Seis de la mañana. Me asomo al balcón. Parece
que llovió. En la página, el escritor se asoma a la ventana que da a la calle.
La ve “pesada y pomposa”. Mira las tiendas con sus luces siempre encendidas y
las fachadas de las casas con emblemas heráldicos. Se da cuenta de que todo el
barrio donde vive es así. Las ventanas entreabiertas dejan ver “un mobiliario
de segunda mano de una clase media en bancarrota”. Es otoño en Berlín. El
escritor se ve a sí mismo como una cámara fotográfica:
Yo soy
como una cámara con el obturador abierto, pasiva, minuciosa, incapaz de pensar.
Capto la imagen del hombre que se afeita en la ventana de enfrente y la de la
mujer en kimono, lavándose la cabeza. Habría que revelarlas algún día, fijarlas
cuidadosamente en el papel.
Creo que el diario del escritor, que es su
novela, es como un revelado instantáneo. Sin duda, acabo de ver a un hombre
rasurándose y a una mujer en kimono, en sus ventanas indiscretas, absolutamente
revelados.
Recuerdo al mismo escritor, en otro diario, en
el parque de una ciudad muy lejana, haciendo lo mismo: tratando de absorberlo
todo con la vista. Está en La Guaira, sólo por unas horas, el 24 de septiembre
de 1947. Su amigo también toma fotos, pero con una cámara. El escritor no la
necesita, ya lo sabemos. Él es la cámara. Caskey, el amigo, intenta captar a
una vieja negra que, periódico en mano, estudia los números premiados en la
lotería, a ver si encuentra el suyo. La mujer no se digna mirar la cámara y
hace que ignora la presencia del fotógrafo, pero cada vez que éste la enfoca,
ella se mueve o se aleja. Entre tanto, el diarista mira y la atrapa a la vieja
negra en su cuaderno. Acabo de verla, pícara, riéndose por dentro.

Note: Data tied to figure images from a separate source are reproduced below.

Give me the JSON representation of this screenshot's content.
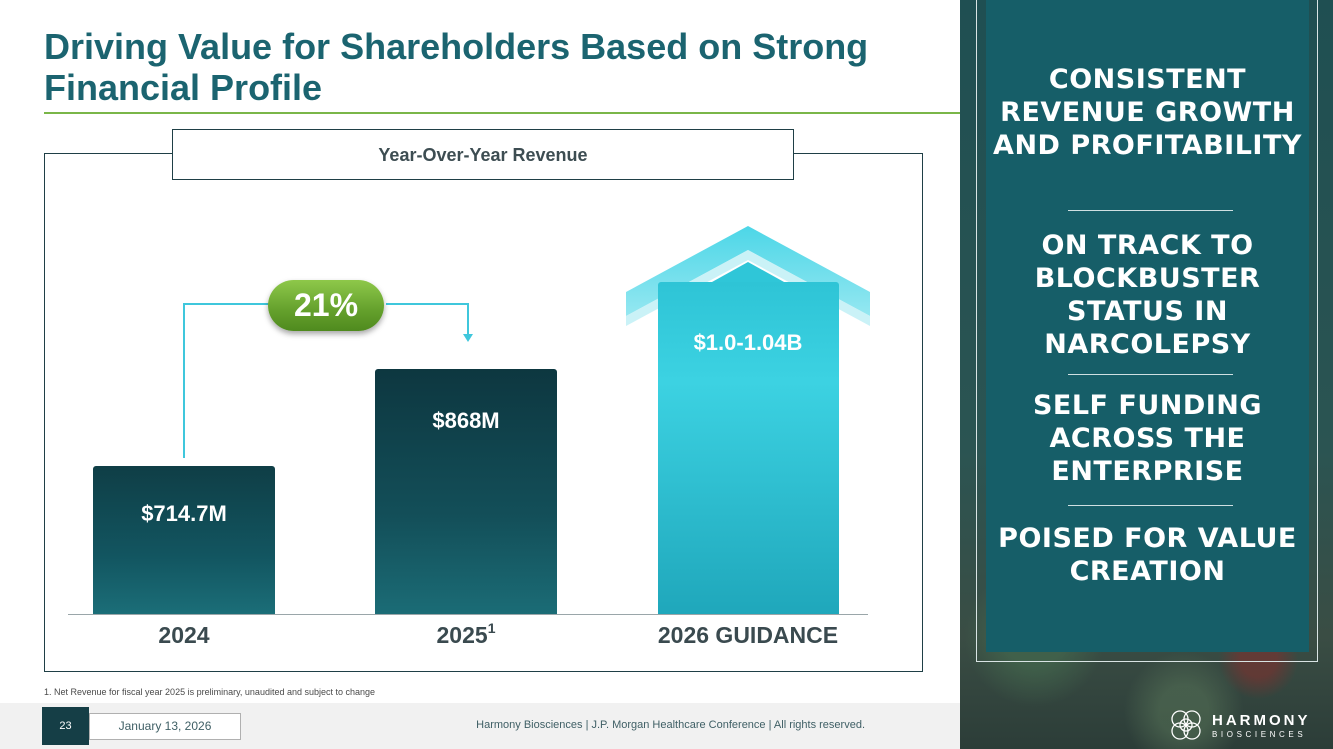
{
  "slide": {
    "title": "Driving Value for Shareholders Based on Strong Financial Profile",
    "page_number": "23",
    "date": "January 13, 2026",
    "footer": "Harmony Biosciences | J.P. Morgan Healthcare Conference | All rights reserved.",
    "footnote": "1. Net Revenue for fiscal year 2025 is preliminary, unaudited and subject to change"
  },
  "chart": {
    "title": "Year-Over-Year Revenue",
    "growth_label": "21%",
    "bars": [
      {
        "label": "2024",
        "superscript": "",
        "value_label": "$714.7M"
      },
      {
        "label": "2025",
        "superscript": "1",
        "value_label": "$868M"
      },
      {
        "label": "2026 GUIDANCE",
        "superscript": "",
        "value_label": "$1.0-1.04B"
      }
    ]
  },
  "chart_data": {
    "type": "bar",
    "title": "Year-Over-Year Revenue",
    "categories": [
      "2024",
      "2025",
      "2026 GUIDANCE"
    ],
    "values": [
      714.7,
      868,
      1020
    ],
    "value_labels": [
      "$714.7M",
      "$868M",
      "$1.0-1.04B"
    ],
    "annotations": [
      "21%"
    ]
  },
  "sidebar": {
    "items": [
      {
        "text": "CONSISTENT REVENUE GROWTH AND PROFITABILITY"
      },
      {
        "text": "ON TRACK TO BLOCKBUSTER STATUS IN NARCOLEPSY"
      },
      {
        "text": "SELF FUNDING ACROSS THE ENTERPRISE"
      },
      {
        "text": "POISED FOR VALUE CREATION"
      }
    ]
  },
  "logo": {
    "name": "HARMONY",
    "sub": "BIOSCIENCES"
  },
  "colors": {
    "title": "#1b6470",
    "accent_green": "#7ab648",
    "dark_teal": "#134f59",
    "cyan": "#3cd2e2",
    "side_panel": "#165e68"
  }
}
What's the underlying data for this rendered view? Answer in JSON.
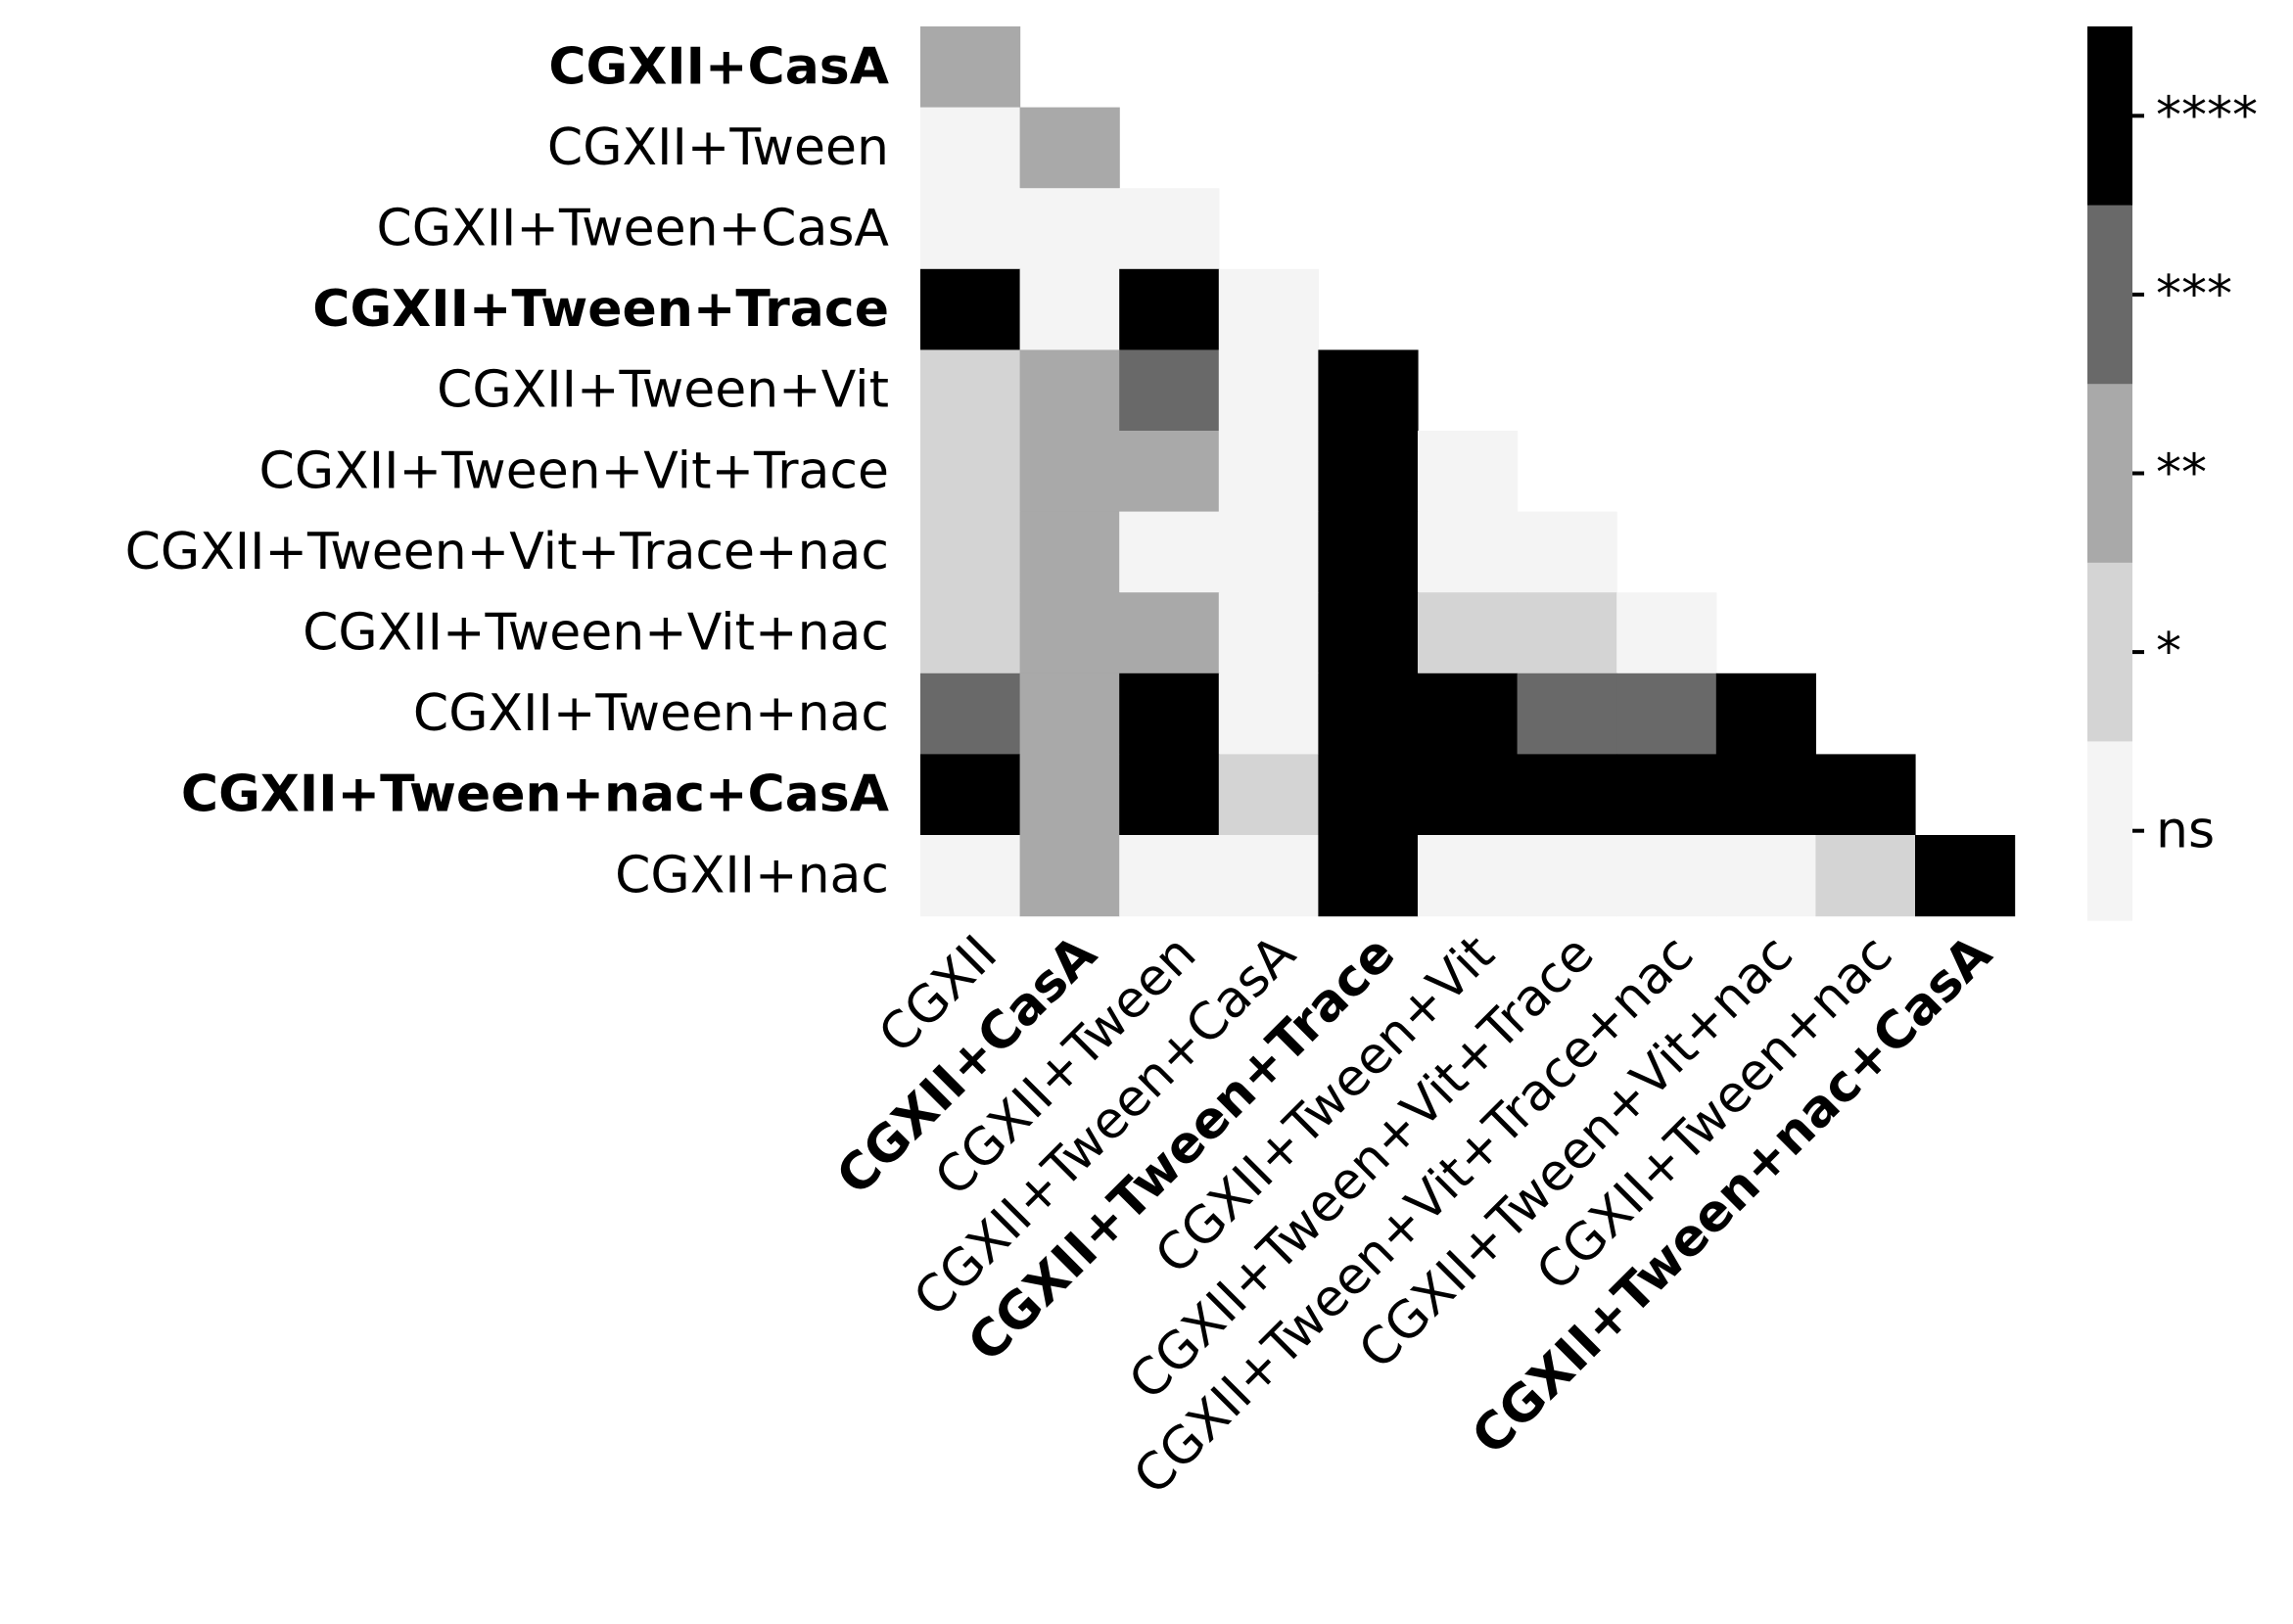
{
  "chart_data": {
    "type": "heatmap",
    "x_labels": [
      {
        "text": "CGXII",
        "bold": false
      },
      {
        "text": "CGXII+CasA",
        "bold": true
      },
      {
        "text": "CGXII+Tween",
        "bold": false
      },
      {
        "text": "CGXII+Tween+CasA",
        "bold": false
      },
      {
        "text": "CGXII+Tween+Trace",
        "bold": true
      },
      {
        "text": "CGXII+Tween+Vit",
        "bold": false
      },
      {
        "text": "CGXII+Tween+Vit+Trace",
        "bold": false
      },
      {
        "text": "CGXII+Tween+Vit+Trace+nac",
        "bold": false
      },
      {
        "text": "CGXII+Tween+Vit+nac",
        "bold": false
      },
      {
        "text": "CGXII+Tween+nac",
        "bold": false
      },
      {
        "text": "CGXII+Tween+nac+CasA",
        "bold": true
      }
    ],
    "y_labels": [
      {
        "text": "CGXII+CasA",
        "bold": true
      },
      {
        "text": "CGXII+Tween",
        "bold": false
      },
      {
        "text": "CGXII+Tween+CasA",
        "bold": false
      },
      {
        "text": "CGXII+Tween+Trace",
        "bold": true
      },
      {
        "text": "CGXII+Tween+Vit",
        "bold": false
      },
      {
        "text": "CGXII+Tween+Vit+Trace",
        "bold": false
      },
      {
        "text": "CGXII+Tween+Vit+Trace+nac",
        "bold": false
      },
      {
        "text": "CGXII+Tween+Vit+nac",
        "bold": false
      },
      {
        "text": "CGXII+Tween+nac",
        "bold": false
      },
      {
        "text": "CGXII+Tween+nac+CasA",
        "bold": true
      },
      {
        "text": "CGXII+nac",
        "bold": false
      }
    ],
    "levels": [
      "ns",
      "*",
      "**",
      "***",
      "****"
    ],
    "level_colors": [
      "#f4f4f4",
      "#d4d4d4",
      "#a9a9a9",
      "#696969",
      "#000000"
    ],
    "matrix": [
      [
        2
      ],
      [
        0,
        2
      ],
      [
        0,
        0,
        0
      ],
      [
        4,
        0,
        4,
        0
      ],
      [
        1,
        2,
        3,
        0,
        4
      ],
      [
        1,
        2,
        2,
        0,
        4,
        0
      ],
      [
        1,
        2,
        0,
        0,
        4,
        0,
        0
      ],
      [
        1,
        2,
        2,
        0,
        4,
        1,
        1,
        0
      ],
      [
        3,
        2,
        4,
        0,
        4,
        4,
        3,
        3,
        4
      ],
      [
        4,
        2,
        4,
        1,
        4,
        4,
        4,
        4,
        4,
        4
      ],
      [
        0,
        2,
        0,
        0,
        4,
        0,
        0,
        0,
        0,
        1,
        4
      ]
    ],
    "colorbar": {
      "ticks": [
        "ns",
        "*",
        "**",
        "***",
        "****"
      ]
    }
  }
}
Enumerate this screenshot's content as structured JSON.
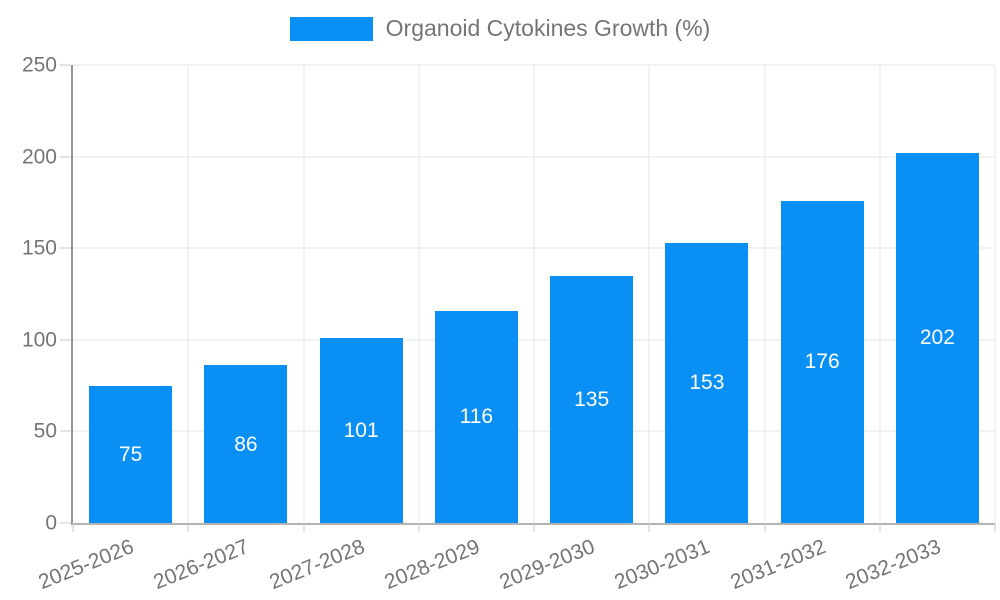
{
  "chart_data": {
    "type": "bar",
    "title": "",
    "legend": "Organoid Cytokines Growth (%)",
    "legend_position": "top-center",
    "categories": [
      "2025-2026",
      "2026-2027",
      "2027-2028",
      "2028-2029",
      "2029-2030",
      "2030-2031",
      "2031-2032",
      "2032-2033"
    ],
    "values": [
      75,
      86,
      101,
      116,
      135,
      153,
      176,
      202
    ],
    "xlabel": "",
    "ylabel": "",
    "ylim": [
      0,
      250
    ],
    "yticks": [
      0,
      50,
      100,
      150,
      200,
      250
    ],
    "grid": true,
    "value_labels": "centered-inside-bars"
  },
  "colors": {
    "bar": "#0a90f5",
    "value_label": "#ffffff",
    "grid": "#e6e6e6",
    "y_axis_line": "#969696",
    "x_axis_line": "#b3b3b3",
    "tick": "#c9c9c9",
    "axis_text": "#757575",
    "background": "#ffffff"
  }
}
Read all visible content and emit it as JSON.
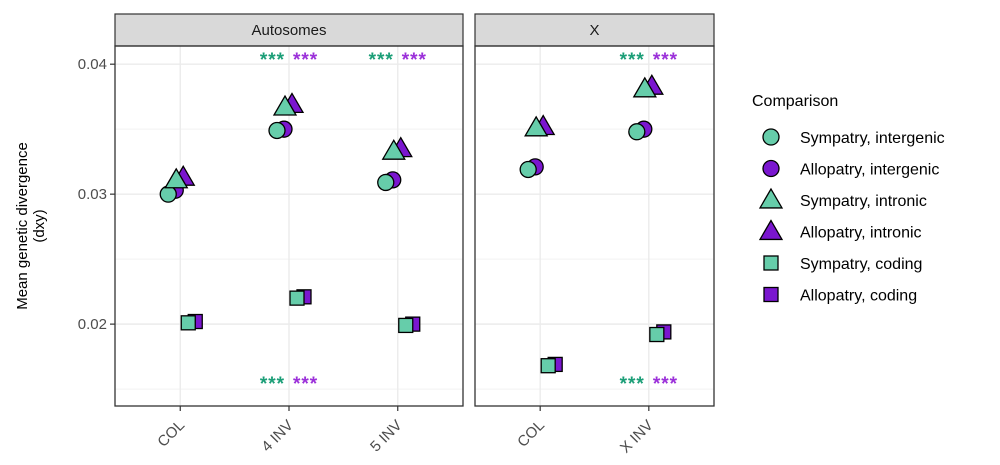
{
  "chart_data": {
    "type": "scatter",
    "ylabel_lines": [
      "Mean genetic divergence",
      "(dxy)"
    ],
    "ylim": [
      0.0137,
      0.0414
    ],
    "yticks": [
      0.02,
      0.03,
      0.04
    ],
    "ytick_labels": [
      "0.02",
      "0.03",
      "0.04"
    ],
    "grid": true,
    "legend": {
      "title": "Comparison",
      "position": "right",
      "entries": [
        {
          "label": "Sympatry, intergenic",
          "shape": "circle",
          "color": "#66CDAA"
        },
        {
          "label": "Allopatry, intergenic",
          "shape": "circle",
          "color": "#7A16CF"
        },
        {
          "label": "Sympatry, intronic",
          "shape": "triangle",
          "color": "#66CDAA"
        },
        {
          "label": "Allopatry, intronic",
          "shape": "triangle",
          "color": "#7A16CF"
        },
        {
          "label": "Sympatry, coding",
          "shape": "square",
          "color": "#66CDAA"
        },
        {
          "label": "Allopatry, coding",
          "shape": "square",
          "color": "#7A16CF"
        }
      ]
    },
    "colors": {
      "sympatry": "#66CDAA",
      "allopatry": "#7A16CF",
      "star_sympatry": "#1B9E77",
      "star_allopatry": "#9B30D9"
    },
    "panels": [
      {
        "strip": "Autosomes",
        "categories": [
          "COL",
          "4 INV",
          "5 INV"
        ],
        "values": {
          "Sympatry, intergenic": [
            0.03,
            0.0349,
            0.0309
          ],
          "Allopatry, intergenic": [
            0.0303,
            0.035,
            0.0311
          ],
          "Sympatry, intronic": [
            0.0311,
            0.0367,
            0.0333
          ],
          "Allopatry, intronic": [
            0.0313,
            0.0369,
            0.0335
          ],
          "Sympatry, coding": [
            0.0201,
            0.022,
            0.0199
          ],
          "Allopatry, coding": [
            0.0202,
            0.0221,
            0.02
          ]
        },
        "top_annotations": [
          "",
          "*** ***",
          "*** ***"
        ],
        "bottom_annotations": [
          "",
          "*** ***",
          ""
        ]
      },
      {
        "strip": "X",
        "categories": [
          "COL",
          "X INV"
        ],
        "values": {
          "Sympatry, intergenic": [
            0.0319,
            0.0348
          ],
          "Allopatry, intergenic": [
            0.0321,
            0.035
          ],
          "Sympatry, intronic": [
            0.0351,
            0.0381
          ],
          "Allopatry, intronic": [
            0.0352,
            0.0383
          ],
          "Sympatry, coding": [
            0.0168,
            0.0192
          ],
          "Allopatry, coding": [
            0.0169,
            0.0194
          ]
        },
        "top_annotations": [
          "",
          "*** ***"
        ],
        "bottom_annotations": [
          "",
          "*** ***"
        ]
      }
    ]
  }
}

Al escritor le llaman la atención unos afiches
que tapizan el muro, al fondo del parque. Al acercarse, se entera de que hay
campaña electoral en Venezuela. Mira los retratos del candidato y se alegra de
que pueda ser presidente. Es el célebre novelista Rómulo Gallegos, quien le
parece muy apuesto y así lo pone en el dario. Añade:
Me
gustaría que todos los candidatos presidenciales fuesen novelistas. Sólo con
leer sus libros se podría saber muchas cosas sobre ellos de antemano.
El diarista, Christopher Isherwood, y su amigo,
toman ahora un autobús y se van para Macuto.
--
Vuelvo a las páginas de Adiós a Berlín. El escritor
sigue mirando la calle. Sabe que en la noche, a los ocho en punto, cerrarán las
tiendas y que en el hotel de la esquina empezarán los silbidos que tanto lo
inquietan, aunque esté seguro de que no van dirigidos a él.
Me agrada saber que esta traducción al
castellano de Adiós a Berlín la hizo el poeta Jaime Gil de Biedma, de quien
recuerdo, por cierto, aquel magnífico poema sobre Lili Marlen y su guante negro
para decir adiós.
--
(La referencia a Rómulo Gallegos está en El
cóndor y las vacas. Diario de un viaje por Sudamérica, que Christopher
Isherwood apreciaba como uno de sus mejores libros).